In many instances we can use a simple bleach and water solution and pressure washing to remove the effected areas. Some types of mildew require a bleach activator like Jomax that will keep surrounding plants,flowers and shrubbery safe from any adverse affects. In other instances we will use a TSP solution. Keeping mold and mildew from coming back will require the use of products which have a high concentration of mildew inhibiting agents. Oil based products are more susceptible to microorganism growth as are lower grade paints which commonly extended with thickeners, which can feed mildew.

Most high end exterior paints are formulated with mildewcides to make the paint film mildew resistant. Mildew inhibitors such as the biocide barium metaborate prevent the formation of new mildew.
We use Paints with a higher concentration of zinc oxide which is used for pigment, this aids in mildew prevention more than paint containing titanium dioxide.
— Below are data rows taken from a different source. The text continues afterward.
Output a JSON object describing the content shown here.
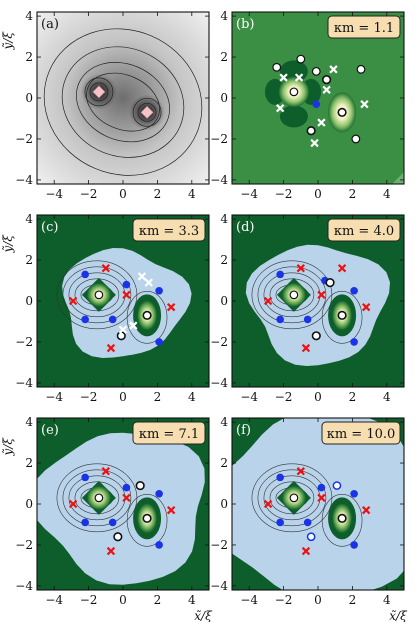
{
  "chart_data": {
    "type": "contour",
    "shared_axes": {
      "xlabel": "x̃/ξ",
      "ylabel": "ỹ/ξ",
      "xlim": [
        -5,
        5
      ],
      "ylim": [
        -4.2,
        4.2
      ],
      "x_ticks": [
        "−4",
        "−2",
        "0",
        "2",
        "4"
      ],
      "y_ticks": [
        "−4",
        "−2",
        "0",
        "2",
        "4"
      ],
      "x_tick_values": [
        -4,
        -2,
        0,
        2,
        4
      ],
      "y_tick_values": [
        -4,
        -2,
        0,
        2,
        4
      ]
    },
    "colors": {
      "dark_green": "#0d5e2a",
      "mid_green": "#3b8f44",
      "light_blue": "#b9d4ea",
      "blue_marker": "#1a33e6",
      "red_marker": "#ee1111",
      "pink_marker": "#f5c4c8"
    },
    "panels": [
      {
        "label": "(a)",
        "kappa_label": "",
        "background": "grayscale",
        "markers": [
          {
            "type": "pink-diamond",
            "x": -1.4,
            "y": 0.3
          },
          {
            "type": "pink-diamond",
            "x": 1.4,
            "y": -0.7
          }
        ]
      },
      {
        "label": "(b)",
        "kappa_label": "κm = 1.1",
        "background": "mid_green",
        "markers": [
          {
            "type": "white-dot",
            "x": -1.0,
            "y": 1.9
          },
          {
            "type": "white-dot",
            "x": -2.4,
            "y": 1.5
          },
          {
            "type": "white-dot",
            "x": -0.1,
            "y": 1.3
          },
          {
            "type": "white-dot",
            "x": 2.5,
            "y": 1.4
          },
          {
            "type": "white-dot",
            "x": 2.2,
            "y": -2.0
          },
          {
            "type": "white-dot",
            "x": -1.4,
            "y": 0.3
          },
          {
            "type": "blue-dot",
            "x": -0.1,
            "y": -0.3
          },
          {
            "type": "ring-dot",
            "x": 1.4,
            "y": -0.7
          },
          {
            "type": "ring-dot",
            "x": 0.5,
            "y": 0.9
          },
          {
            "type": "ring-dot",
            "x": -0.4,
            "y": -1.6
          },
          {
            "type": "white-cross",
            "x": -2.0,
            "y": 1.0
          },
          {
            "type": "white-cross",
            "x": -1.1,
            "y": 1.0
          },
          {
            "type": "white-cross",
            "x": -2.2,
            "y": -0.5
          },
          {
            "type": "white-cross",
            "x": 0.9,
            "y": 1.4
          },
          {
            "type": "white-cross",
            "x": 0.5,
            "y": 0.4
          },
          {
            "type": "white-cross",
            "x": 2.7,
            "y": -0.3
          },
          {
            "type": "white-cross",
            "x": 0.2,
            "y": -1.2
          },
          {
            "type": "white-cross",
            "x": -0.2,
            "y": -2.2
          }
        ]
      },
      {
        "label": "(c)",
        "kappa_label": "κm = 3.3",
        "background": "dark_green",
        "markers": [
          {
            "type": "white-dot",
            "x": -1.4,
            "y": 0.3
          },
          {
            "type": "blue-dot",
            "x": -2.2,
            "y": 1.3
          },
          {
            "type": "blue-dot",
            "x": -2.2,
            "y": -0.9
          },
          {
            "type": "blue-dot",
            "x": -0.6,
            "y": -0.9
          },
          {
            "type": "blue-dot",
            "x": 0.2,
            "y": 0.8
          },
          {
            "type": "blue-dot",
            "x": 2.1,
            "y": 0.5
          },
          {
            "type": "blue-dot",
            "x": 2.1,
            "y": -2.0
          },
          {
            "type": "ring-dot",
            "x": 1.4,
            "y": -0.7
          },
          {
            "type": "ring-dot",
            "x": -0.1,
            "y": -1.7
          },
          {
            "type": "red-cross",
            "x": -1.0,
            "y": 1.6
          },
          {
            "type": "red-cross",
            "x": -2.9,
            "y": 0.0
          },
          {
            "type": "red-cross",
            "x": 0.2,
            "y": 0.3
          },
          {
            "type": "red-cross",
            "x": 2.8,
            "y": -0.3
          },
          {
            "type": "red-cross",
            "x": -0.7,
            "y": -2.3
          },
          {
            "type": "white-cross",
            "x": 1.1,
            "y": 1.2
          },
          {
            "type": "white-cross",
            "x": 1.5,
            "y": 0.9
          },
          {
            "type": "white-cross",
            "x": 0.6,
            "y": -1.2
          },
          {
            "type": "white-cross",
            "x": 0.0,
            "y": -1.4
          }
        ]
      },
      {
        "label": "(d)",
        "kappa_label": "κm = 4.0",
        "background": "dark_green",
        "markers": [
          {
            "type": "white-dot",
            "x": -1.4,
            "y": 0.3
          },
          {
            "type": "blue-dot",
            "x": -2.2,
            "y": 1.3
          },
          {
            "type": "blue-dot",
            "x": -2.2,
            "y": -0.9
          },
          {
            "type": "blue-dot",
            "x": -0.6,
            "y": -0.9
          },
          {
            "type": "blue-dot",
            "x": 0.4,
            "y": 1.0
          },
          {
            "type": "blue-dot",
            "x": 2.1,
            "y": 0.5
          },
          {
            "type": "blue-dot",
            "x": 2.1,
            "y": -2.0
          },
          {
            "type": "ring-dot",
            "x": 1.4,
            "y": -0.7
          },
          {
            "type": "ring-dot",
            "x": 0.7,
            "y": 0.9
          },
          {
            "type": "ring-dot",
            "x": -0.1,
            "y": -1.7
          },
          {
            "type": "red-cross",
            "x": -1.0,
            "y": 1.6
          },
          {
            "type": "red-cross",
            "x": -2.9,
            "y": 0.0
          },
          {
            "type": "red-cross",
            "x": 0.2,
            "y": 0.3
          },
          {
            "type": "red-cross",
            "x": 1.4,
            "y": 1.6
          },
          {
            "type": "red-cross",
            "x": 2.8,
            "y": -0.3
          },
          {
            "type": "red-cross",
            "x": -0.7,
            "y": -2.3
          }
        ]
      },
      {
        "label": "(e)",
        "kappa_label": "κm = 7.1",
        "background": "dark_green",
        "markers": [
          {
            "type": "white-dot",
            "x": -1.4,
            "y": 0.3
          },
          {
            "type": "blue-dot",
            "x": -2.2,
            "y": 1.3
          },
          {
            "type": "blue-dot",
            "x": -2.2,
            "y": -0.9
          },
          {
            "type": "blue-dot",
            "x": -0.6,
            "y": -0.9
          },
          {
            "type": "blue-dot",
            "x": 0.2,
            "y": 0.8
          },
          {
            "type": "blue-dot",
            "x": 2.1,
            "y": 0.5
          },
          {
            "type": "blue-dot",
            "x": 2.1,
            "y": -2.0
          },
          {
            "type": "ring-dot",
            "x": 1.4,
            "y": -0.7
          },
          {
            "type": "ring-dot",
            "x": 1.0,
            "y": 0.9
          },
          {
            "type": "ring-dot",
            "x": -0.3,
            "y": -1.6
          },
          {
            "type": "red-cross",
            "x": -1.0,
            "y": 1.6
          },
          {
            "type": "red-cross",
            "x": -2.9,
            "y": 0.0
          },
          {
            "type": "red-cross",
            "x": 0.2,
            "y": 0.3
          },
          {
            "type": "red-cross",
            "x": 2.8,
            "y": -0.3
          },
          {
            "type": "red-cross",
            "x": -0.7,
            "y": -2.3
          }
        ]
      },
      {
        "label": "(f)",
        "kappa_label": "κm = 10.0",
        "background": "dark_green",
        "markers": [
          {
            "type": "white-dot",
            "x": -1.4,
            "y": 0.3
          },
          {
            "type": "blue-dot",
            "x": -2.2,
            "y": 1.3
          },
          {
            "type": "blue-dot",
            "x": -2.2,
            "y": -0.9
          },
          {
            "type": "blue-dot",
            "x": -0.6,
            "y": -0.9
          },
          {
            "type": "blue-dot",
            "x": 0.2,
            "y": 0.8
          },
          {
            "type": "blue-dot",
            "x": 2.1,
            "y": 0.5
          },
          {
            "type": "blue-dot",
            "x": 2.1,
            "y": -2.0
          },
          {
            "type": "ring-dot",
            "x": 1.4,
            "y": -0.7
          },
          {
            "type": "blue-ring",
            "x": 1.1,
            "y": 0.9
          },
          {
            "type": "blue-ring",
            "x": -0.4,
            "y": -1.6
          },
          {
            "type": "red-cross",
            "x": -1.0,
            "y": 1.6
          },
          {
            "type": "red-cross",
            "x": -2.9,
            "y": 0.0
          },
          {
            "type": "red-cross",
            "x": 0.2,
            "y": 0.3
          },
          {
            "type": "red-cross",
            "x": 2.8,
            "y": -0.3
          },
          {
            "type": "red-cross",
            "x": -0.7,
            "y": -2.3
          }
        ]
      }
    ]
  }
}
Paints or primer containing linseed oil are highly susceptible to mildew as are lower grade paints commonly extended with thickeners, which can feed mildew.
We also recommend against using flat paints on exterior surfaces because they have a more porous surface. Mold and mildew spores will grow much easier in these porosities. We like to use Eggshell, low luster or satin coatings that are less porous so mold spores have fewer surfaces to grab on to.